We were, in fact, one of the first spots in the Bonifacio Global City (BGC), [a financial and lifestyle district in Taguig, Metro Manila, Philippines], to introduce the concept of a walk-up bar with all of its doors swung open, so people from the area could just come in, grab a quick drink, and go. This set-up was what made us thrive during the Covid-19 lockdown period—we became an oasis in the city.
A SaladStop! outlet in Spain
MFT Group works with many family businesses. Why did it choose to focus on this type of company and how does it decide which businesses to invest in?
Most family businesses have a fairly informal structure, which we see as an opportunity to add value especially when the growth of the business demands a transition of skills and resources to capitalise on opportunities. For MFT, we find partners who match the culture we work tirelessly to uphold across portfolio companies. The search for the right partner is crucial and is often compared to courtship. We are willing to go the extra mile to find synergies between us and a business in terms of values and priorities. And it is through family businesses that we are able to explore the possibilities to empower different generations of leaders to win and move forward together.
How has the pandemic impacted the MFT Group’s investment strategies in F&B?
The past two years have proven that a crisis can drive innovation. For us, the size and concepts of the brands we manage have made it possible for us to navigate challenges and pivot with exigency. We established a multi-period strategy that will lead to different opportunities and we realised that we cannot be slow in embracing digital solutions, which has led us to start exploring with smart kitchens. More than ever, there is an abundance of food choices. The challenge for us is to create new business models that appeal to the consumers we serve while addressing logistical hurdles and shrinking margins.

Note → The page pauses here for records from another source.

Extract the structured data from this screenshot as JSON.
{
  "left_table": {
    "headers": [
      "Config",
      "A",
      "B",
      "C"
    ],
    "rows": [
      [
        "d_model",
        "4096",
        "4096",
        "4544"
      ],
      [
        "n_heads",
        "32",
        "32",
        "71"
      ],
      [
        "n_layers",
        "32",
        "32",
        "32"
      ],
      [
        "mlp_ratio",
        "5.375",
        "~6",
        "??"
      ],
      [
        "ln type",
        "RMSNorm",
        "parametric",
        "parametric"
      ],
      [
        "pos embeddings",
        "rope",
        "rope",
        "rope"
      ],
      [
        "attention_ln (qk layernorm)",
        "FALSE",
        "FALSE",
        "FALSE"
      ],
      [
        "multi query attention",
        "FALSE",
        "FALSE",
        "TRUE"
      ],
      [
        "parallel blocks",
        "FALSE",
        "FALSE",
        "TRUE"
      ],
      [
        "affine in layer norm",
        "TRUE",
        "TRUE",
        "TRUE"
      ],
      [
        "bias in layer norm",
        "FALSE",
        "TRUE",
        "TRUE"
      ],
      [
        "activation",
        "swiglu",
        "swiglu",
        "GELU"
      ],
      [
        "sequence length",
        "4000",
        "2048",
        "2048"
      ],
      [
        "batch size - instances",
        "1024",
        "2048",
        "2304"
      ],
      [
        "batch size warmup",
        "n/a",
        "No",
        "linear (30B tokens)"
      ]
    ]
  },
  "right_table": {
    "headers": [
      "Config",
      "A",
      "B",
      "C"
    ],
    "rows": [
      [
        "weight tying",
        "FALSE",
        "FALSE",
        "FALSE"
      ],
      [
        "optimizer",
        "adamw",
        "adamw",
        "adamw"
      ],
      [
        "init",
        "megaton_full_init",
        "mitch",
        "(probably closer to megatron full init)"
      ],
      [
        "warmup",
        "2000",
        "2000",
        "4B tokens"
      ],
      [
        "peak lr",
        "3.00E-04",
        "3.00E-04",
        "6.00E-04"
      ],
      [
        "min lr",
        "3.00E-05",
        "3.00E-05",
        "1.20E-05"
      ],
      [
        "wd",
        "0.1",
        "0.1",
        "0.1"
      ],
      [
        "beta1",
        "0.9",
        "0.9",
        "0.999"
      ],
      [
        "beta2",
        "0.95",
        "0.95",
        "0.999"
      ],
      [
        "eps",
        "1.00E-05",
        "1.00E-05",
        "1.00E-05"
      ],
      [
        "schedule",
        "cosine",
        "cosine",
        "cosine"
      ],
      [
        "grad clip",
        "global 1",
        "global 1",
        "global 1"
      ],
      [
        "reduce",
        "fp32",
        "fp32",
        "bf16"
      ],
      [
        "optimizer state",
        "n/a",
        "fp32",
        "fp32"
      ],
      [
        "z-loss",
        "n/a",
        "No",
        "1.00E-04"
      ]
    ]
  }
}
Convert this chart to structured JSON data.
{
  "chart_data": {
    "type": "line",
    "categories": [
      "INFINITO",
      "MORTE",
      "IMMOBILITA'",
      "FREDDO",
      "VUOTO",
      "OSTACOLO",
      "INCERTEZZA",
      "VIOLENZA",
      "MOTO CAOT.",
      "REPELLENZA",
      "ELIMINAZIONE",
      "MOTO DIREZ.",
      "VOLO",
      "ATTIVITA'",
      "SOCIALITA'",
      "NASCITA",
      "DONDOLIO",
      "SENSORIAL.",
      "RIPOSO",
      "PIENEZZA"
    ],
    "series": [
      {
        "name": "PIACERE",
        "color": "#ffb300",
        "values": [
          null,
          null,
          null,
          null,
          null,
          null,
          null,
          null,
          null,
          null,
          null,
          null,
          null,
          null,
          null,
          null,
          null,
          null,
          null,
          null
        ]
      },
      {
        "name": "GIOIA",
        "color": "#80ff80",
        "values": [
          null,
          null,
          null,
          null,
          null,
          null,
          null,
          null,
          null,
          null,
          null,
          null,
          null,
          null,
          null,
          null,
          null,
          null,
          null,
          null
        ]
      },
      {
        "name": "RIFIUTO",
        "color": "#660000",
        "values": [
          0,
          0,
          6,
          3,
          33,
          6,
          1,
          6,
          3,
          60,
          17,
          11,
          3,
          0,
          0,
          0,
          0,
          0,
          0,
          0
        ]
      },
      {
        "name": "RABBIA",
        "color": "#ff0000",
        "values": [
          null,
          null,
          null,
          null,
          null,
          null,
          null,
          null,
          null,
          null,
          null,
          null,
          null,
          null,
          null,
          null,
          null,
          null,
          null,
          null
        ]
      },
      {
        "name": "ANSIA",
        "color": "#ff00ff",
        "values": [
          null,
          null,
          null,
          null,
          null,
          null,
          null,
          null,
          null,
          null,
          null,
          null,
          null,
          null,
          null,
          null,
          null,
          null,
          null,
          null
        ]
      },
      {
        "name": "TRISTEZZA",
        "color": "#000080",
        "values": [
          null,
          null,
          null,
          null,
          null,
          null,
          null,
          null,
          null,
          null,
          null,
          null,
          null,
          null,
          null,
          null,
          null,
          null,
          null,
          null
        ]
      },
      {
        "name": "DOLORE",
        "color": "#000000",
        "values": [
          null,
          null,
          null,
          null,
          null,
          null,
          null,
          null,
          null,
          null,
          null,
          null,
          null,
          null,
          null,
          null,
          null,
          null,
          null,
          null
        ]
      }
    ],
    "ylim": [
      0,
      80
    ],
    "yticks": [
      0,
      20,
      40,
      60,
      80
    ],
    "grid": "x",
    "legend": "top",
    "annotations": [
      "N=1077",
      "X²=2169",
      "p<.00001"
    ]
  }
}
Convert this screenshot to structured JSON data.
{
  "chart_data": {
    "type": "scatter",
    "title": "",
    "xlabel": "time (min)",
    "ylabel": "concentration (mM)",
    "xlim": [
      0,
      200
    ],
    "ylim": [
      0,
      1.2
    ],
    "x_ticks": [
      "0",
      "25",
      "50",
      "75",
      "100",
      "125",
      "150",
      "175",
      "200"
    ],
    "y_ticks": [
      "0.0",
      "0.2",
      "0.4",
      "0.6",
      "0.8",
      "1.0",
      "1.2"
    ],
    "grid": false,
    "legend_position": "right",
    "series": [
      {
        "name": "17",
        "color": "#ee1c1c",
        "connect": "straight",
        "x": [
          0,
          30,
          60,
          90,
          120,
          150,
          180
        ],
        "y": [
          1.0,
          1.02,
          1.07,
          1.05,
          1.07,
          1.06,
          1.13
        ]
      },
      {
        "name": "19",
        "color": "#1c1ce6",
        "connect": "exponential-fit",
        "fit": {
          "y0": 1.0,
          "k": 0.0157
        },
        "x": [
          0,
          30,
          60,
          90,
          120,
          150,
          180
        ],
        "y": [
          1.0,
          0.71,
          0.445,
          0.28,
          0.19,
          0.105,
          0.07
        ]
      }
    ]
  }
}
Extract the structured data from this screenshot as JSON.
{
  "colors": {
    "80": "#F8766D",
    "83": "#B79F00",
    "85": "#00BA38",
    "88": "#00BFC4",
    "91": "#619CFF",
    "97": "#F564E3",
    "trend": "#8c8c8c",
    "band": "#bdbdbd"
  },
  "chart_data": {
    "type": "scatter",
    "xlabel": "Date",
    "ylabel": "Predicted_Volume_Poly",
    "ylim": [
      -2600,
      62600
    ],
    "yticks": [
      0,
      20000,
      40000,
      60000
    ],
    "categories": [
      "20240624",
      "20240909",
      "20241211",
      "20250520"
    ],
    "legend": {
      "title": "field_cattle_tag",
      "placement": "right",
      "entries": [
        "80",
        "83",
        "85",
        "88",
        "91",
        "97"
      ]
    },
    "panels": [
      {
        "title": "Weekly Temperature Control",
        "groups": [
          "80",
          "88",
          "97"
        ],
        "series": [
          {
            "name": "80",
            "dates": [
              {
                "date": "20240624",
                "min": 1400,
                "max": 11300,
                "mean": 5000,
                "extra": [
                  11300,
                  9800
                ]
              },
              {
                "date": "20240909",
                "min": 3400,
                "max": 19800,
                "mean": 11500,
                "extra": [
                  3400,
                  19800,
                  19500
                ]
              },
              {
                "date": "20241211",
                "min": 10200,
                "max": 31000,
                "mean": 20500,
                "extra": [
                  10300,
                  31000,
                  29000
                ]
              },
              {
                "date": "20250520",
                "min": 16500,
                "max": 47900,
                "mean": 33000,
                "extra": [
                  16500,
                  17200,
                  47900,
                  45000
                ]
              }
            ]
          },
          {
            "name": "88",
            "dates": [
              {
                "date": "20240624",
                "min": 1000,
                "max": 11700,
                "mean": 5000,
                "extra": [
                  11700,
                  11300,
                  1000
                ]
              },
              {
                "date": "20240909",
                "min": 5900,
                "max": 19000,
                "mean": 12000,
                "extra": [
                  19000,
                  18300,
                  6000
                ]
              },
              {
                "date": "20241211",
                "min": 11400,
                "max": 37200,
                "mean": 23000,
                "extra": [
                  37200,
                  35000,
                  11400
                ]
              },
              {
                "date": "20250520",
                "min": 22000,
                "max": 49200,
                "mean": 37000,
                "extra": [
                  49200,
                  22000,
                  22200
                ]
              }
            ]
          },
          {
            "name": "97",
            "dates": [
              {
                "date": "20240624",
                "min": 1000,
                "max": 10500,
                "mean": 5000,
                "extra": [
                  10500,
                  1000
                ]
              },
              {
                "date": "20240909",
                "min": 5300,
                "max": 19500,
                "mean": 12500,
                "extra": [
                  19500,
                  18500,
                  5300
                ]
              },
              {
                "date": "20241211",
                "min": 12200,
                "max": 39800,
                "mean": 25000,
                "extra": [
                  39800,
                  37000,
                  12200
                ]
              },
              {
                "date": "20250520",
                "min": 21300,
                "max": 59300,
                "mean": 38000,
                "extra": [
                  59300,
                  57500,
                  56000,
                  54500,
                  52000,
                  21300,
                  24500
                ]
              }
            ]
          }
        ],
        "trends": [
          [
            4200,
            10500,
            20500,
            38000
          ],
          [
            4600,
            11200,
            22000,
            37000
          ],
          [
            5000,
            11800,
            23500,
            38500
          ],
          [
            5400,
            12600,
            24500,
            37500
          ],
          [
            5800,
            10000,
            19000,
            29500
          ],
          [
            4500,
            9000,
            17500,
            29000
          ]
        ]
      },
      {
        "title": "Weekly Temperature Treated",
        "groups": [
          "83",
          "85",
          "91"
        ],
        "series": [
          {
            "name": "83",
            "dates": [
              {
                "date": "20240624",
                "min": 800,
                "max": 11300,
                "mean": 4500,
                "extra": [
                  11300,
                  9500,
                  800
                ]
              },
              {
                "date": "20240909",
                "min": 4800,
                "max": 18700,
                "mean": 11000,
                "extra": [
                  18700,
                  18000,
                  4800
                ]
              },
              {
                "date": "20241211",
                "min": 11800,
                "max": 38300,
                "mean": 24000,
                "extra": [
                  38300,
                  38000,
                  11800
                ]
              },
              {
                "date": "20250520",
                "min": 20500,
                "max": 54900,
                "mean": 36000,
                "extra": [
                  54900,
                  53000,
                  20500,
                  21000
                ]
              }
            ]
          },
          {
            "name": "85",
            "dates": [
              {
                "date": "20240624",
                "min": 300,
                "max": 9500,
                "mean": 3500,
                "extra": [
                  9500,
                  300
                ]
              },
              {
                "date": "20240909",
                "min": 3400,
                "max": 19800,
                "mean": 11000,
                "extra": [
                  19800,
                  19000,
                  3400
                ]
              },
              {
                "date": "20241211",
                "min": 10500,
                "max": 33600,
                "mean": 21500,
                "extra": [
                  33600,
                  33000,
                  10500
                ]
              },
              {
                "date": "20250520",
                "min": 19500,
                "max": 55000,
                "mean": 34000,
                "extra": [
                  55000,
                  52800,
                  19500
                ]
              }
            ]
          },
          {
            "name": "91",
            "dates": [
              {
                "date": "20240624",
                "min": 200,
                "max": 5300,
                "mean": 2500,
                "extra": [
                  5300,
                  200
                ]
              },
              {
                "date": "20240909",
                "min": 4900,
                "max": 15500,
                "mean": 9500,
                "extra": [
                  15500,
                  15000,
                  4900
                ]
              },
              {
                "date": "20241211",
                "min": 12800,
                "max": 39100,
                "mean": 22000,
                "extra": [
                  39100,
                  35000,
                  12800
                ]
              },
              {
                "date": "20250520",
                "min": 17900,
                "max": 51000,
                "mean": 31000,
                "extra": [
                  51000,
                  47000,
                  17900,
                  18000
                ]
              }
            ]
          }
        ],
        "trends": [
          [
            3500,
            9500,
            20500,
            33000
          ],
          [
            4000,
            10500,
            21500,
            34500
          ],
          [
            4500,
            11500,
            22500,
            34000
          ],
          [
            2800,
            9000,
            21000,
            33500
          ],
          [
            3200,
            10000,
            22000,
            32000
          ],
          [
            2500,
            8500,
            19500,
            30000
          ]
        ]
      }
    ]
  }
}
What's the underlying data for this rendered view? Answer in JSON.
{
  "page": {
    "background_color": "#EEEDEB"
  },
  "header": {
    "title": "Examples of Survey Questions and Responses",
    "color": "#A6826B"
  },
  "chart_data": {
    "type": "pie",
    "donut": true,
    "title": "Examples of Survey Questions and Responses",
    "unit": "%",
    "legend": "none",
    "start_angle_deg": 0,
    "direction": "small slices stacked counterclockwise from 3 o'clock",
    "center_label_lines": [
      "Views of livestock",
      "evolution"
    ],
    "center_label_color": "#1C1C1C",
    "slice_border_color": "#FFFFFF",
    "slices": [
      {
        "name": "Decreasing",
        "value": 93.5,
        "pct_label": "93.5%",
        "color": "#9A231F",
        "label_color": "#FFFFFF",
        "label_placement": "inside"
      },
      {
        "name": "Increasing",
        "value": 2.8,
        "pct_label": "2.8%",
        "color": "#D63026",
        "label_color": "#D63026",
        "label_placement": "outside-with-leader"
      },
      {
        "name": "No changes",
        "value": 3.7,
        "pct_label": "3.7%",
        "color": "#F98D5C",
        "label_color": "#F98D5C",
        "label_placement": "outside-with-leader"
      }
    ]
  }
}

How do you feel about the future of F&B and where are you looking for opportunities within the industry?
It is encouraging to see that activity in this sector continues to grow despite the ongoing battle against operational challenges. We want to take advantage of many opportunities, focus on building strong management teams and establish a clear market position for each of our brands. We are keeping an eye out for opportunities to rethink F&B real estate and marketing, and revisiting all of our short and long-term strategies.